Disabled people on Twitter are sharing the many beautiful ways in which their partners make them feel loved.
Imani Barbarin, a communications professional from Paris, encouraged fellow disabled folks to share their stories using the hashtag #YouCanLoveMeButYouCantHoldMyHand.
The hundreds of responses she received are varied, unvarnished and very moving. Check out a selection below.
Honestly by NOT initiating intimacy because he knows how painful endo has made sex for me. He waits (and often waits some more) for me to feel like maybe it won’t hurt too much or at all, and then let him know.— 🐥Bacon theFett 🥓 (@Bakpaksgotjets) June 22, 2018
For me, it’s massages. I have severely tight muscles because of skeletal issues and honestly, we both know massaging them won’t help and is like throwing money out the window, he does it anyway because it feels good at the time.— Melanie😎🤕🤨, #BedBoundBabe, Spoonie Style Guide (@spoonie_style) June 22, 2018
My partner asks me EVERY. SINGLE. TIME. we talk, "How is your body doing? How do you feel? What can I do for you?" It is the most loving thing I can imagine. He knows it can change drastically every minute. #youCanLoveMeButYouCantHoldMyHand https://t.co/O9YUC1J0jn— Aubrey Anne (@toomuchaubrey) June 22, 2018
This isn't the first time Barbarin has initiated a trending hashtag. In March, she created the hashtag #DisTheOscars to draw attention to the lack of disabled representation at the Academy Awards and in film and TV generally.

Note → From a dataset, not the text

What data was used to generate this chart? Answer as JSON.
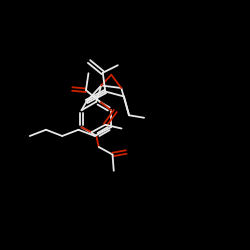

Explaining why she created the hashtag, Barbarin told SMA News in April: "It is more than important, but imperative that the realities of the disabled experience be told truthfully and with disabled bodies."
Barbarian went on to explain that representation matter because "there are many children that grow up, and adults that become disabled later, with little knowledge that there are those that came before them, that move through the world in the same way, that have made life a touch easier.
"There is also a community that goes unseen that is welcoming and life-saving — and the stereotypes that seem to define this community from the outside have little to do with who we are and what we are capable of," she added.
However, just 6% of respondents to a 2016 Scope survey said they had been on a date with a disabled person they'd met on a dating app. Only 16% of respondents to a previous Scope survey said they had ever invited a disabled person into their home.
Representation in the media can be a significant tool in changing prevailing social attitudes; as Imani Barbarin says, it's time we started telling disabled people's stories more truthfully, more comprehensively and more frequently.